According to the Iowa Democratic Party, a record 239,000 Democrats participated in the January 3rd caucuses, awarding a total of 45 delegates to the three top contenders. According to my calculations, that means each delegate represents approximately 5,300 ordinary Iowa voters. Each of the eleven so-called superdelegates, on the other hand, represents exactly one (1) Iowa voter–him/herself. In other words, a quarter of Iowa's total delegates don't represent anything but themselves and their own interests. I guess the thinking behind this is that a handful of party elites are more important than hundreds of thousands of “inferior” Iowans. How, exactly, is that democratic? And why, then–if our votes are worth so much less than the votes of these elites–why should we inferior types even bother participating?
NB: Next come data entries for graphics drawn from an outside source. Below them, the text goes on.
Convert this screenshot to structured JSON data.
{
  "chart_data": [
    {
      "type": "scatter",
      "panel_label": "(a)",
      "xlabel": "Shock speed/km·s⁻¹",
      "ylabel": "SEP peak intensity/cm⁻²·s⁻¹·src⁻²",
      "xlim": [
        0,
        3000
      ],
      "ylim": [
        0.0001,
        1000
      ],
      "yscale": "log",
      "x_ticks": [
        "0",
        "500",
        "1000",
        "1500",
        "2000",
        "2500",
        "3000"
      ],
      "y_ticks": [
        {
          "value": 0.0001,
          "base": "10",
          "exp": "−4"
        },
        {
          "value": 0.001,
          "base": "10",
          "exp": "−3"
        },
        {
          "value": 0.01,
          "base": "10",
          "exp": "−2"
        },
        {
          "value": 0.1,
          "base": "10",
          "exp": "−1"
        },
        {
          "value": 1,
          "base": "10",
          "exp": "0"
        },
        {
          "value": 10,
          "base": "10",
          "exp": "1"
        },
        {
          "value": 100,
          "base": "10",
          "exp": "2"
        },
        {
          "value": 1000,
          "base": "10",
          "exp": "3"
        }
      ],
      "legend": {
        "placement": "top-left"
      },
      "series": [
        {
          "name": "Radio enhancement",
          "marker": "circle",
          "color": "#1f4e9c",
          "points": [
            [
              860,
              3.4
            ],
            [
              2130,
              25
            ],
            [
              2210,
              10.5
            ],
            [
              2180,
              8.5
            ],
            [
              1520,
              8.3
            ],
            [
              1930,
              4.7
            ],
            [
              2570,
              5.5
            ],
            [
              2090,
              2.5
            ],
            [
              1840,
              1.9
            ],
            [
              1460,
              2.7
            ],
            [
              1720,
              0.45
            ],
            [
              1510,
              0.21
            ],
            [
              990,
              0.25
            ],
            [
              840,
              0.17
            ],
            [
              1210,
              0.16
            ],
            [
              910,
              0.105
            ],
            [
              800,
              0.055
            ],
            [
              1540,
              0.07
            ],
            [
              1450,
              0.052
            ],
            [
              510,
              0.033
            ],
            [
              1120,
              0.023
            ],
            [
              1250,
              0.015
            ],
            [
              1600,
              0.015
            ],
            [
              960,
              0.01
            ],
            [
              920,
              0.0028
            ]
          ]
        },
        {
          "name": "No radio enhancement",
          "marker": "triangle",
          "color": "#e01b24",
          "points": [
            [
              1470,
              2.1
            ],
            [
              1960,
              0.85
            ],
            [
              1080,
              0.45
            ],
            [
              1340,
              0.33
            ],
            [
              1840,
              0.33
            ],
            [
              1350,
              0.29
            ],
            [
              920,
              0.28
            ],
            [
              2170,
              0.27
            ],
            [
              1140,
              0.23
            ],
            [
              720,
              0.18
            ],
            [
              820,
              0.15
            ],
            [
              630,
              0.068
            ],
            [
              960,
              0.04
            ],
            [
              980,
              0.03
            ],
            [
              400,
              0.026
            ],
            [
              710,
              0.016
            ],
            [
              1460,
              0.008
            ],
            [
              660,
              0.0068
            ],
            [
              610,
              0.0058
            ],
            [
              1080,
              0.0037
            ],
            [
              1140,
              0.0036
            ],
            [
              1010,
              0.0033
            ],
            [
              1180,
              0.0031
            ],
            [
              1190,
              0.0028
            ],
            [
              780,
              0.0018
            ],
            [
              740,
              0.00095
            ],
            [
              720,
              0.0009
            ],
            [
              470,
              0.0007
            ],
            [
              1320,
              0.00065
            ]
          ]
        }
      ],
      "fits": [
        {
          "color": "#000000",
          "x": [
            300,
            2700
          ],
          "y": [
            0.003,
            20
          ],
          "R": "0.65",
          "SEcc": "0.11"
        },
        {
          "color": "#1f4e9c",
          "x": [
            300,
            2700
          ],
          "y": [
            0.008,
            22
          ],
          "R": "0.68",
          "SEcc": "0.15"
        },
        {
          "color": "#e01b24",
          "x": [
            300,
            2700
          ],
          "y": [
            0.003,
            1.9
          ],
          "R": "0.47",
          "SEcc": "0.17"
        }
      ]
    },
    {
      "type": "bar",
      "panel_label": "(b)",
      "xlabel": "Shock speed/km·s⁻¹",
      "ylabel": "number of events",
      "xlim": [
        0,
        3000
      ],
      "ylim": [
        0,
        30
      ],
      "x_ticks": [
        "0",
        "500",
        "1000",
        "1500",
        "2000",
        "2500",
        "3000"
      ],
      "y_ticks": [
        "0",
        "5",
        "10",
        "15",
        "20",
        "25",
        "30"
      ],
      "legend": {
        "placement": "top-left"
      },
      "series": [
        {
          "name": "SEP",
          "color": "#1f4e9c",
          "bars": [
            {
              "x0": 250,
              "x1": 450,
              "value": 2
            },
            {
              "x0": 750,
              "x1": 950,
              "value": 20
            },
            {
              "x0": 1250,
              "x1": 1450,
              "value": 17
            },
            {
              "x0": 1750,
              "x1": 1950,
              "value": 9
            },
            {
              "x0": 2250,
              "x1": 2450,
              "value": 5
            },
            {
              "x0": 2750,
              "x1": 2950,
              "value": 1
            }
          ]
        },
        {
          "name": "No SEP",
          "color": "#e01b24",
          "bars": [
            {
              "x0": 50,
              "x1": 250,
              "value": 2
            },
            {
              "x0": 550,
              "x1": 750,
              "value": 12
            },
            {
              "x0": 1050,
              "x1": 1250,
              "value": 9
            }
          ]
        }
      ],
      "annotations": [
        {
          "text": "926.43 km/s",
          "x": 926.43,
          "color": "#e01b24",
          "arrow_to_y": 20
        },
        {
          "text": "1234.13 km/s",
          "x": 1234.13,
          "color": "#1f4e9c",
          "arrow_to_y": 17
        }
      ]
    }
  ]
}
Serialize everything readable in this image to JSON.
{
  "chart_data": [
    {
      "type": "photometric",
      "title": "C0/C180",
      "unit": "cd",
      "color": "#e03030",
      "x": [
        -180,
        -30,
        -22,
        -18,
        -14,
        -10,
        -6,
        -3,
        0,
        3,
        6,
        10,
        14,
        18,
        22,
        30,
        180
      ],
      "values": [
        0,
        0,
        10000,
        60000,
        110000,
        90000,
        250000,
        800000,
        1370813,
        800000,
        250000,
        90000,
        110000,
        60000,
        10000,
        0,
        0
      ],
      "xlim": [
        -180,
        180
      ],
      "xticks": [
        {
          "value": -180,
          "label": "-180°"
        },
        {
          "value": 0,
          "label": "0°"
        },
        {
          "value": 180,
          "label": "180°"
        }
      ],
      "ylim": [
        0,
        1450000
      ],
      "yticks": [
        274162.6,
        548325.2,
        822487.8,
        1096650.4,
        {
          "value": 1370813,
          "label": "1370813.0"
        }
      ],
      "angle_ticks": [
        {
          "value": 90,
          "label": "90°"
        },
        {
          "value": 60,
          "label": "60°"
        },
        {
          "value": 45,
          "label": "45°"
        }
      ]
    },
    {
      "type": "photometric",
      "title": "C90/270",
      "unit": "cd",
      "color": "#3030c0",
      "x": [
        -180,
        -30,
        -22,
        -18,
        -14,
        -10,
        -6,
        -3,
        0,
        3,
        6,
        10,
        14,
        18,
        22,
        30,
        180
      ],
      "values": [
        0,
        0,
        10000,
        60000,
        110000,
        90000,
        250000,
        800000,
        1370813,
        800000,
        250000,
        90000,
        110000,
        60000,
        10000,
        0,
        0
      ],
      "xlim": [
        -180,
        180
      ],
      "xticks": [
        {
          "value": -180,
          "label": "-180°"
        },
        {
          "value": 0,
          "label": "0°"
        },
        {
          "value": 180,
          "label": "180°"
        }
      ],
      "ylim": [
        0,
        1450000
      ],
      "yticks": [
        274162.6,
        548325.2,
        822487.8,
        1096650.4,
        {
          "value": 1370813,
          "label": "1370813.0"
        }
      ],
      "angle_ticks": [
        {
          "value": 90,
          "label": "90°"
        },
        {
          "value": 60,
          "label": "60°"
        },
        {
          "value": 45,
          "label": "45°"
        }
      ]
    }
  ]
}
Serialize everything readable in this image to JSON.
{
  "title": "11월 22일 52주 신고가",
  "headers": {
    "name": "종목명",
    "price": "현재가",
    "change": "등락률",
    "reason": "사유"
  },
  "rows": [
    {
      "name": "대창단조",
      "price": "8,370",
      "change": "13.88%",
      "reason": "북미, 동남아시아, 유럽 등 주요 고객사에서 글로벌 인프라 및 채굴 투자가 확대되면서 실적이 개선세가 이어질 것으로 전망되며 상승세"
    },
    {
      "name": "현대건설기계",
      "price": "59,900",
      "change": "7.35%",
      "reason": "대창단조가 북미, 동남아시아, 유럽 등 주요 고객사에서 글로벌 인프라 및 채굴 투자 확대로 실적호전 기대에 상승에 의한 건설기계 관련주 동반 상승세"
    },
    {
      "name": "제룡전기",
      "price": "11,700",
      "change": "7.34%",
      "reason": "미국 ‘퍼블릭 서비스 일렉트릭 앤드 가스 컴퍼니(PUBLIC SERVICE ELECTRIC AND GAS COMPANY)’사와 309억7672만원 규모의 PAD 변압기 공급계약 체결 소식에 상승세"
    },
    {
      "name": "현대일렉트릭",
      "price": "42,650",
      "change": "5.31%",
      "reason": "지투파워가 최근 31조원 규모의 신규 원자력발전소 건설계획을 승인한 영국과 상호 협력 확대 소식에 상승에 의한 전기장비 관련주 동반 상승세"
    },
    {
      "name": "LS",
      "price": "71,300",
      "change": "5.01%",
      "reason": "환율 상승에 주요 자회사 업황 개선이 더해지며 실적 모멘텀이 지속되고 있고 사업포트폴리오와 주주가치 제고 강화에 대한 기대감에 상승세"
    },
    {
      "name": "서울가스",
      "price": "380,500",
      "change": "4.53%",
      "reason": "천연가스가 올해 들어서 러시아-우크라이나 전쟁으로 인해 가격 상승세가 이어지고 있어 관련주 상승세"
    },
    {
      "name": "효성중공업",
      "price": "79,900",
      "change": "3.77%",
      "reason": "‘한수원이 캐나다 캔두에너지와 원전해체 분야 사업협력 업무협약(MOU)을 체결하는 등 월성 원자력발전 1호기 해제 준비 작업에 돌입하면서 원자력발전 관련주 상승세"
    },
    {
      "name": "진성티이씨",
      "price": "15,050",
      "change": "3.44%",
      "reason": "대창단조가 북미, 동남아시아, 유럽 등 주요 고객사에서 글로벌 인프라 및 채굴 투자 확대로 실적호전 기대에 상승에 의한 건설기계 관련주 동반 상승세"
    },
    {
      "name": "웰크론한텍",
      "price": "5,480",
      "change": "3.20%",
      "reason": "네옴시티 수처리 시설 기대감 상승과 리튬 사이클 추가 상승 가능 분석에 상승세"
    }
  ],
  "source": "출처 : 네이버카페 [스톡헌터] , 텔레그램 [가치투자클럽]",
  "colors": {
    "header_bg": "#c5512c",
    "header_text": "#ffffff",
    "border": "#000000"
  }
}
Here's a (full?) list of Iowa's “elite” superdelegates and who they've pledged to: Congressman Leonard Boswell (Clinton), Sandy Opstvedt (DNC – Clinton), Congressman Bruce Braley (formerly Edwards, now undeclared), Senator Tom Harkin (undeclared), Mike Gronstal (undeclared), Scott Brennan (DNC – undeclared), Sara Swisher (DNC – formerly Edwards, now undeclared), Richard Machacek (DNC – formerly Edwards, now undeclared), Chet Culver (undeclared), Dave Loebsack (Obama), Michael Fitzgerald (DNC – Obama).
1 Comment
there have been several good analyses
of the superdelegates and how they might break.
I hope that they do not crown a winner who did not win the overall popular vote across all the primaries. That would be disastrous for our party.